Pada kesempatan tersebut Mahfud menuturkan, dalam penyusunan IPK 2022, pemerintah menemukan dari 13 lembaga sigi internasional, ada delapan lembaga yang dipakai untuk Indonesia. “Dan, (lembaga) yang biasanya dipakai, tahun ini tidak dipakai untuk Indonesia, padahal perbaikan kita menuju ke situ, yaitu lembaga sigi yang sangat terkenal, World Economic Forum. Di situ kita tinggi, tapi tidak dipakai untuk menghitung kali ini. Jadi, tidak apa-apa. Kami hanya ingin menyatakan bahwa itu semua bukan fakta, tapi persepsi, dan baru terbatas pada hal-hal tertentu,” katanya.
Mahfud juga menuturkan, Indonesia justru mengalami kenaikan di bidang-bidang tertentu, seperti demokratisasi serta penegakan hukum dan keadilan. ”Tapi di sektor-sektor tertentu, misalnya perizinan, kemudahan berinvestasi, kemudian adanya kekhawatiran dari para investor tentang kepastian hukum, macam-macam, memang itu memengaruhi agak turun. Tapi kalau penegakan hukum, pemberantasan korupsi, demokrasi itu naik meskipun kecil,” ujarnya.
Mahfud mengatakan, sekarang ini hampir semua negara mengalami penurunan Indeks Persepsi Korupsi, termasuk Malaysia, Singapura, Brunei Darrussalam, dan seterusnya.
Menurut Mahfud, sekarang pemerintah sedang menyiapkan satu langkah lebih konkret tentang sistem pemerintahan berbasis elektronik (SPBE).
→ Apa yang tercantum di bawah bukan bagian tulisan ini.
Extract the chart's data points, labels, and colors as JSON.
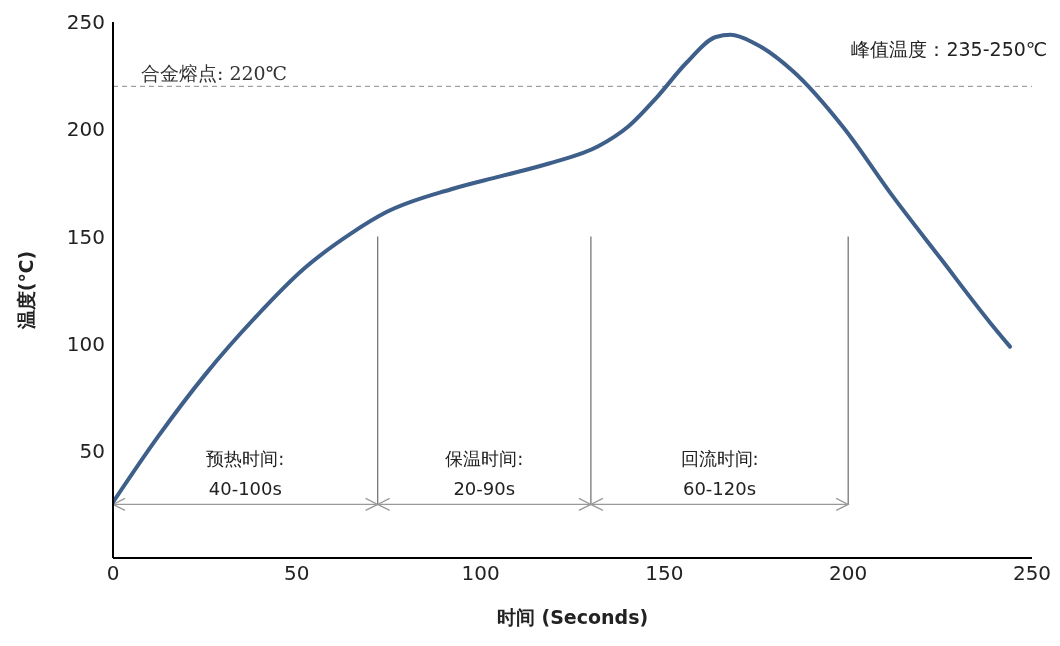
{
  "chart_data": {
    "type": "line",
    "xlabel": "时间 (Seconds)",
    "ylabel": "温度(℃)",
    "x": [
      0,
      12,
      25.3,
      38.6,
      52,
      65.3,
      74,
      92,
      105.3,
      118.6,
      132,
      140,
      148,
      156,
      164,
      168,
      174.6,
      185,
      198.6,
      212,
      225,
      238.5,
      244
    ],
    "series": [
      {
        "color": "#3e5f8a",
        "values": [
          26,
          56,
          86,
          112,
          135,
          152,
          161,
          172,
          178,
          184,
          192,
          201,
          215,
          231,
          243,
          244,
          240,
          227,
          201,
          169,
          140,
          110,
          98.6
        ]
      }
    ],
    "xlim": [
      0,
      250
    ],
    "xticks": [
      0,
      50,
      100,
      150,
      200,
      250
    ],
    "ylim": [
      0,
      250
    ],
    "yticks": [
      50,
      100,
      150,
      200,
      250
    ],
    "grid": false,
    "legend": false,
    "marker": "none",
    "line_style": "solid",
    "ref_lines": [
      {
        "axis": "y",
        "value": 220,
        "label": "合金熔点: 220℃",
        "color": "#888888",
        "line_style": "dashed"
      },
      {
        "axis": "x",
        "value": 72,
        "label": null,
        "color": "#777777",
        "line_style": "solid"
      },
      {
        "axis": "x",
        "value": 130,
        "label": null,
        "color": "#777777",
        "line_style": "solid"
      },
      {
        "axis": "x",
        "value": 200,
        "label": null,
        "color": "#777777",
        "line_style": "solid"
      }
    ],
    "annotations": [
      "预热时间:",
      "40-100s",
      "保温时间:",
      "20-90s",
      "回流时间:",
      "60-120s",
      "峰值温度：235-250℃"
    ]
  }
}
Melalui sistem pemerintahan berbasis elektronik itu, kata Mahfud, semua yang terjadi di daerah maupun setiap kementerian dan lembaga akan terkontrol setiap hari oleh pemerintah pusat.
Mahfud juga mengingatkan, memberantas korupsi dan menegakkan hukum itu tidak bisa cepat seperti orang melakukan kejahatan. Penegakan hukum agak lambat karena untuk menegakkan hukum harus ikut aturan, prosedur, waktu, dan sebagainya.
Semua pihak
Sebelumnya, Deputi Pencegahan dan Monitoring KPK sekaligus Koordinator Strategi Nasional Pencegahan Korupsi (Stranas PK) Pahala Nainggolan mengatakan, semua pihak ikut bertanggung jawab terhadap perbaikan IPK.
Menurut Pahala, tidak banyak yang paham secara penuh siapa yang harus bertanggung jawab untuk perbaikan IPK. Bahkan, ironisnya banyak kementerian yang tidak paham dengan IPK. ”Karena ini disebut Indeks Persepsi Korupsi, maka ditunjukkan aparat hukum semua. Aparat hukumnya malah jadi beban IPK. Kementerian lain tidak merasa bertanggungjawab,” kata Pahala.
Padahal, di sumber data IPK disebutkan bahwa penilaian itu juga mencakup seperti persepsi korupsi sektor publik dalam hal ini pimpinan politik nasional dan lokal, serta aparatur sipil negara pusat dan daerah. Begitu juga dengan persepsi korupsi pada institusi tertentu seperti kepolisian, pengadilan, bea dan cukai, pajak, perizinan, pengawasan, dan militer.